Texte intégral
COUR D'APPEL D'AIX-EN-PROVENCE
Chambre 1-11 référés
ORDONNANCE DE REFERE
du 12 Février 2026
N° 2026/65
Rôle N° RG 25/00557 - N° Portalis DBVB-V-B7J-BPKO7
S.C.P. BTSG²
C/
[E] [J]
Copie exécutoire délivrée
le :
à :
Me Denis DEL RIO
Me Philippe MILLET
Prononcée à la suite d'une assignation en référé en date du 04 Novembre 2025.
DEMANDERESSE
S.C.P. BTSG² es qualité de Liquidateur Judiciaire de la SAS INSTITUT FRANCAIS DES SCIENCES DE L'HOMME, demeurant [Adresse 1]
représentée par Me Philippe MILLET de la SELARL ANTELMI - BONCOMPAGNI - MILLET & ASSOCIES, avocat au barreau de NICE substituée par Me Joseph MAGNAN, avocat au barreau d'AIX-EN-PROVENCE
DEFENDEUR
Monsieur [E] [J], demeurant [Adresse 2]
représenté par Me Denis DEL RIO, avocat au barreau de NICE substitué par Me Jean-baptiste BISSON, avocat au barreau de NICE
PARTIE(S) INTERVENANTE(S)
* * * *
DÉBATS ET DÉLIBÉRÉ
L'affaire a été débattue le 15 Janvier 2026 en audience publique devant
Nathalie FEVRE, Présidente de chambre,
déléguée par ordonnance du premier président.
En application des articles 957 et 965 du code de procédure civile
Greffier lors des débats : Cécilia AOUADI.
Les parties ont été avisées que le prononcé de la décision aurait lieu par mise à disposition au greffe le 12 Février 2026..
ORDONNANCE
Contradictoire,
Prononcée par mise à disposition au greffe le 12 Février 2026.

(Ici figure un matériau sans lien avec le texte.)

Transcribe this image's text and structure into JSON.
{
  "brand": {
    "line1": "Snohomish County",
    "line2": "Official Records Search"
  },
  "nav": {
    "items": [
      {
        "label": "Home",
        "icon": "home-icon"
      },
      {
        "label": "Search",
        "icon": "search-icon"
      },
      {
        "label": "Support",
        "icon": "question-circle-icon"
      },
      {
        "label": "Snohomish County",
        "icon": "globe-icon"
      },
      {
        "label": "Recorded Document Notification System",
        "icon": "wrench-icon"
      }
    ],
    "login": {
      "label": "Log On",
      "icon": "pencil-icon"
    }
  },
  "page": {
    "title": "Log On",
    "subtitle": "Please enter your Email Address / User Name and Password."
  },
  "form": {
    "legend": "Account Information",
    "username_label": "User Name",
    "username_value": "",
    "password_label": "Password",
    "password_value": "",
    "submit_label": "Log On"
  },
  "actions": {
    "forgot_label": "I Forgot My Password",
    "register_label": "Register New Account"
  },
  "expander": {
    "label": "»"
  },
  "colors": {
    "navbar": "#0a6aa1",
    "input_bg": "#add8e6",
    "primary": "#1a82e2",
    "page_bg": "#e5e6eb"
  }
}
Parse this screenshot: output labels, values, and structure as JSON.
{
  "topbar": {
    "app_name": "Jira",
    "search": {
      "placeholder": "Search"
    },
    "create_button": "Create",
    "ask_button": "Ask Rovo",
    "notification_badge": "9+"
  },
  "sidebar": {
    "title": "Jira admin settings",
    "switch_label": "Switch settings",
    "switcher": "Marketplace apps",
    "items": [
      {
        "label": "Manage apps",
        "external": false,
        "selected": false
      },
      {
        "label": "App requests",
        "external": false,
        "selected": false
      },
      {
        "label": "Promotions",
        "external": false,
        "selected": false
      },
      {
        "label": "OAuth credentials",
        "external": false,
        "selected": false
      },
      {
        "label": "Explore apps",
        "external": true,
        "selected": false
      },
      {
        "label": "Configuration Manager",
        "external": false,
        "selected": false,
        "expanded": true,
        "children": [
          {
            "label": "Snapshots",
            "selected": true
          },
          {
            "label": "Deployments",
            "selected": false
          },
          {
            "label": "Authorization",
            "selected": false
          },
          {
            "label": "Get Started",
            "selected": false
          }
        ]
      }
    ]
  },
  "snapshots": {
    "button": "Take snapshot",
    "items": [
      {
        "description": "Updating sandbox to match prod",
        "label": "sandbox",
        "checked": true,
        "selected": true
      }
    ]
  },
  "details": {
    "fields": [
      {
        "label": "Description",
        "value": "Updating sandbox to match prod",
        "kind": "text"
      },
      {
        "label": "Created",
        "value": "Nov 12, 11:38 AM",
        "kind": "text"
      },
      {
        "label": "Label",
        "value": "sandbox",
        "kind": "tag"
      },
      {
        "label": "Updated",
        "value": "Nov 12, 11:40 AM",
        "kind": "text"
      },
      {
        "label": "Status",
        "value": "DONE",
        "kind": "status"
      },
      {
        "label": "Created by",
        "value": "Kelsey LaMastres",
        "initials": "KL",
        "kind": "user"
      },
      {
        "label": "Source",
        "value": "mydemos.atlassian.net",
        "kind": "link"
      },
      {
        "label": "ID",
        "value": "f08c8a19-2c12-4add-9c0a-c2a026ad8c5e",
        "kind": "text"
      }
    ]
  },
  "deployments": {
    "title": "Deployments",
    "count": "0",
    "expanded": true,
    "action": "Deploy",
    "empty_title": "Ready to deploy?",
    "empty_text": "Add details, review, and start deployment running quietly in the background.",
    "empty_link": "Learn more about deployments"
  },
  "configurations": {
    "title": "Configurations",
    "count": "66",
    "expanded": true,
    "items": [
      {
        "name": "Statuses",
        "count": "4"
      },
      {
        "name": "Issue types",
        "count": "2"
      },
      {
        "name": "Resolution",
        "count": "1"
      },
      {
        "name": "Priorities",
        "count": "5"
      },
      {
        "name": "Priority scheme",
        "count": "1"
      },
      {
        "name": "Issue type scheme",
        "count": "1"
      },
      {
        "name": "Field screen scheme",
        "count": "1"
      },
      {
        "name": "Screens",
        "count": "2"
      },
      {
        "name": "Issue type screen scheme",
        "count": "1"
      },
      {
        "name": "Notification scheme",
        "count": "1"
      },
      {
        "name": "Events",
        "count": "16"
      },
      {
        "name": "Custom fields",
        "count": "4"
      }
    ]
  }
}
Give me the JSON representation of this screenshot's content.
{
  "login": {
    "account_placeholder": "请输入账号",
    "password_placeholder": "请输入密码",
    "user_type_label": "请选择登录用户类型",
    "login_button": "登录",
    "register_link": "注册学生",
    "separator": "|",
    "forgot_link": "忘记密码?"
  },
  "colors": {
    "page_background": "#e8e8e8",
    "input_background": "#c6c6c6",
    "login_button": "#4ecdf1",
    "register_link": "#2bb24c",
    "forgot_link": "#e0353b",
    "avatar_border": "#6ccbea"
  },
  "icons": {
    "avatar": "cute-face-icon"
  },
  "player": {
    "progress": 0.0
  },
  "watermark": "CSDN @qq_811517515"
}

Signée par Nathalie FEVRE, Présidente de chambre et Cécilia AOUADI, greffier auquel la minute de la décision a été remise par le magistrat signataire.
***
Par ordonnance du 23 septembre 2025, le président du tribunal de commerce de Nice statuant en référé a:
-dit que monsieur [J] soulève des moyens de défense qui constituent des contestations sérieuses,
-dit que le litige excède les pouvoirs du juge des référés,
-ordonné la mainlevée de la saisie conservatoire pratiquée le 23 janvier 2025 sur le compte CREDIT AGRICOLE de monsieur [E] [J],
-renvoyé la SCP BTSG2 prise en la personne de maître [Q] es qualité de liquidateur de la société IFSH à mieux se pourvoir devant les juges du fond
-rejeté les demandes faites en application de l'article 700 du code de procédure civile,
-rejeté tous autres moyens , fins et conclusions,
-dit que chaque partie conservera la charge de ses dépens.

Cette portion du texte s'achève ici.